По всей нашей цепочке пролетело заглушенное масками:
— Джуи Джейкобс мертв!
Этот вскрик закружился вихрем, уносимый тягой воздуха под своды летучей флейты, которая повторила его трижды — а в ней было достаточно длины, чтоб звук скакал внутри, подобно мячику — и, точно зов трубы Последнего суда, низвергла с небосвода на расстилавшийся за нами идеально ровный трек:
— Джуи Джейкобс мертв! мертв! мертв!
— Как мертв?! Плевать я хотел… — отрезал Капрал Гилби. — Эй вы, там: Джейкобса не бросать!
Это был изнурительный труд, и не дай бог, чтобы такая гонка повторилась.

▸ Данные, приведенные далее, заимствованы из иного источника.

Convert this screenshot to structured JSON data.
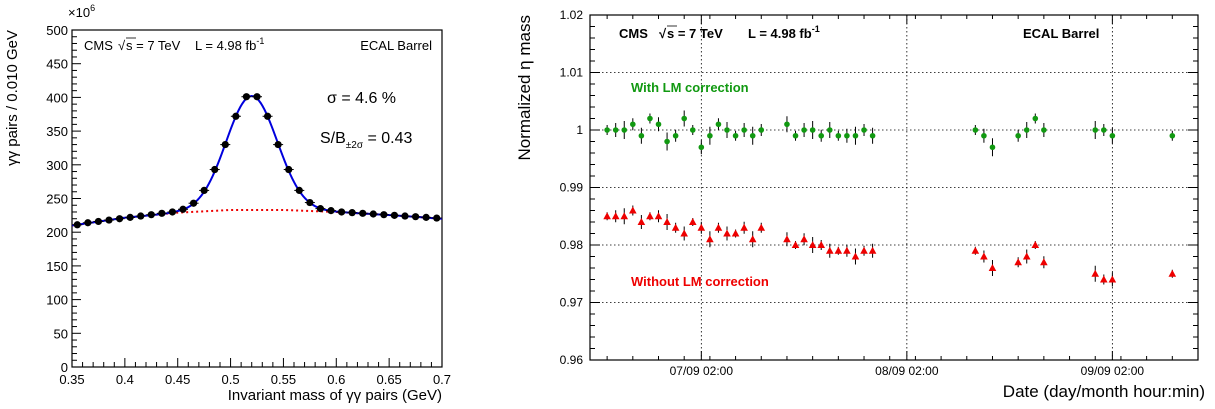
{
  "chart_data": [
    {
      "type": "scatter",
      "x_label": "Invariant mass of γγ pairs (GeV)",
      "y_label": "γγ pairs / 0.010 GeV",
      "y_multiplier": "×10",
      "y_multiplier_exp": "6",
      "xlim": [
        0.35,
        0.7
      ],
      "ylim": [
        0,
        500
      ],
      "x_ticks": [
        "0.35",
        "0.4",
        "0.45",
        "0.5",
        "0.55",
        "0.6",
        "0.65",
        "0.7"
      ],
      "y_ticks": [
        "0",
        "50",
        "100",
        "150",
        "200",
        "250",
        "300",
        "350",
        "400",
        "450",
        "500"
      ],
      "annotations": {
        "cms": "CMS",
        "sqrt_s": "s = 7 TeV",
        "lumi": "L = 4.98 fb",
        "lumi_exp": "-1",
        "region": "ECAL Barrel",
        "sigma": "σ = 4.6 %",
        "sb_prefix": "S/B",
        "sb_sub": "±2σ",
        "sb_value": " = 0.43"
      },
      "colors": {
        "points": "#000000",
        "fit": "#0000dd",
        "background": "#ee0000"
      },
      "series": [
        {
          "kind": "points",
          "x": [
            0.355,
            0.365,
            0.375,
            0.385,
            0.395,
            0.405,
            0.415,
            0.425,
            0.435,
            0.445,
            0.455,
            0.465,
            0.475,
            0.485,
            0.495,
            0.505,
            0.515,
            0.525,
            0.535,
            0.545,
            0.555,
            0.565,
            0.575,
            0.585,
            0.595,
            0.605,
            0.615,
            0.625,
            0.635,
            0.645,
            0.655,
            0.665,
            0.675,
            0.685,
            0.695
          ],
          "y": [
            211,
            214,
            216,
            218,
            220,
            222,
            224,
            226,
            228,
            230,
            234,
            243,
            262,
            293,
            330,
            372,
            401,
            401,
            372,
            330,
            293,
            262,
            244,
            235,
            232,
            230,
            229,
            228,
            227,
            226,
            225,
            224,
            223,
            222,
            221
          ]
        },
        {
          "kind": "fit",
          "signal_mean": 0.52,
          "signal_sigma": 0.024,
          "signal_amplitude": 169,
          "background_x": [
            0.35,
            0.4,
            0.45,
            0.5,
            0.55,
            0.6,
            0.65,
            0.7
          ],
          "background_y": [
            210,
            221.5,
            229,
            233,
            233,
            230,
            225.5,
            220
          ]
        }
      ]
    },
    {
      "type": "scatter",
      "x_label": "Date (day/month hour:min)",
      "y_label_prefix": "Normalized ",
      "y_label_eta": "η",
      "y_label_suffix": "  mass",
      "ylim": [
        0.96,
        1.02
      ],
      "y_ticks": [
        "0.96",
        "0.97",
        "0.98",
        "0.99",
        "1",
        "1.01",
        "1.02"
      ],
      "x_ticks": [
        "07/09 02:00",
        "08/09 02:00",
        "09/09 02:00"
      ],
      "annotations": {
        "cms": "CMS",
        "sqrt_s": "s = 7 TeV",
        "lumi": "L = 4.98 fb",
        "lumi_exp": "-1",
        "region": "ECAL Barrel"
      },
      "series": [
        {
          "name": "With LM correction",
          "color": "#119911",
          "marker": "circle",
          "x": [
            "06/09 15:00",
            "06/09 16:00",
            "06/09 17:00",
            "06/09 18:00",
            "06/09 19:00",
            "06/09 20:00",
            "06/09 21:00",
            "06/09 22:00",
            "06/09 23:00",
            "07/09 00:00",
            "07/09 01:00",
            "07/09 02:00",
            "07/09 03:00",
            "07/09 04:00",
            "07/09 05:00",
            "07/09 06:00",
            "07/09 07:00",
            "07/09 08:00",
            "07/09 09:00",
            "07/09 12:00",
            "07/09 13:00",
            "07/09 14:00",
            "07/09 15:00",
            "07/09 16:00",
            "07/09 17:00",
            "07/09 18:00",
            "07/09 19:00",
            "07/09 20:00",
            "07/09 21:00",
            "07/09 22:00",
            "08/09 10:00",
            "08/09 11:00",
            "08/09 12:00",
            "08/09 15:00",
            "08/09 16:00",
            "08/09 17:00",
            "08/09 18:00",
            "09/09 00:00",
            "09/09 01:00",
            "09/09 02:00",
            "09/09 09:00"
          ],
          "y": [
            1.0,
            1.0,
            1.0,
            1.001,
            0.999,
            1.002,
            1.001,
            0.998,
            0.999,
            1.002,
            1.0,
            0.997,
            0.999,
            1.001,
            1.0,
            0.999,
            1.0,
            0.999,
            1.0,
            1.001,
            0.999,
            1.0,
            1.0,
            0.999,
            1.0,
            0.999,
            0.999,
            0.999,
            1.0,
            0.999,
            1.0,
            0.999,
            0.997,
            0.999,
            1.0,
            1.002,
            1.0,
            1.0,
            1.0,
            0.999,
            0.999
          ]
        },
        {
          "name": "Without LM correction",
          "color": "#ee0000",
          "marker": "triangle",
          "x": [
            "06/09 15:00",
            "06/09 16:00",
            "06/09 17:00",
            "06/09 18:00",
            "06/09 19:00",
            "06/09 20:00",
            "06/09 21:00",
            "06/09 22:00",
            "06/09 23:00",
            "07/09 00:00",
            "07/09 01:00",
            "07/09 02:00",
            "07/09 03:00",
            "07/09 04:00",
            "07/09 05:00",
            "07/09 06:00",
            "07/09 07:00",
            "07/09 08:00",
            "07/09 09:00",
            "07/09 12:00",
            "07/09 13:00",
            "07/09 14:00",
            "07/09 15:00",
            "07/09 16:00",
            "07/09 17:00",
            "07/09 18:00",
            "07/09 19:00",
            "07/09 20:00",
            "07/09 21:00",
            "07/09 22:00",
            "08/09 10:00",
            "08/09 11:00",
            "08/09 12:00",
            "08/09 15:00",
            "08/09 16:00",
            "08/09 17:00",
            "08/09 18:00",
            "09/09 00:00",
            "09/09 01:00",
            "09/09 02:00",
            "09/09 09:00"
          ],
          "y": [
            0.985,
            0.985,
            0.985,
            0.986,
            0.984,
            0.985,
            0.985,
            0.984,
            0.983,
            0.982,
            0.984,
            0.983,
            0.981,
            0.983,
            0.982,
            0.982,
            0.983,
            0.981,
            0.983,
            0.981,
            0.98,
            0.981,
            0.98,
            0.98,
            0.979,
            0.979,
            0.979,
            0.978,
            0.979,
            0.979,
            0.979,
            0.978,
            0.976,
            0.977,
            0.978,
            0.98,
            0.977,
            0.975,
            0.974,
            0.974,
            0.975
          ]
        }
      ],
      "series_labels": [
        "With LM correction",
        "Without LM correction"
      ]
    }
  ]
}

Наш друг упирался, коварно зажимал педали и по-настоящему буксовал. Поразительно, насколько верно это слово, обычно применяемое к трению механизмов, подходило к тугим движениям трупа. А он знай себе делал у меня под носом то же самое, что и предыдущие два дня, в эту треклятую сукновальную глину! Не раз нас подмывало развинтить крепления, которые смыкали пять пар переплетенных ног, среди которых — ноги мертвеца. Но он был пристегнут, замнут на замок, опломбирован, запечатан и пригвожден к сиденью инвентарным номером… в итоге, на нас висел… мертвый груз — иного слова не придумаешь, — а чтобы выиграть такую гонку, годился любой груз, только не мертвый.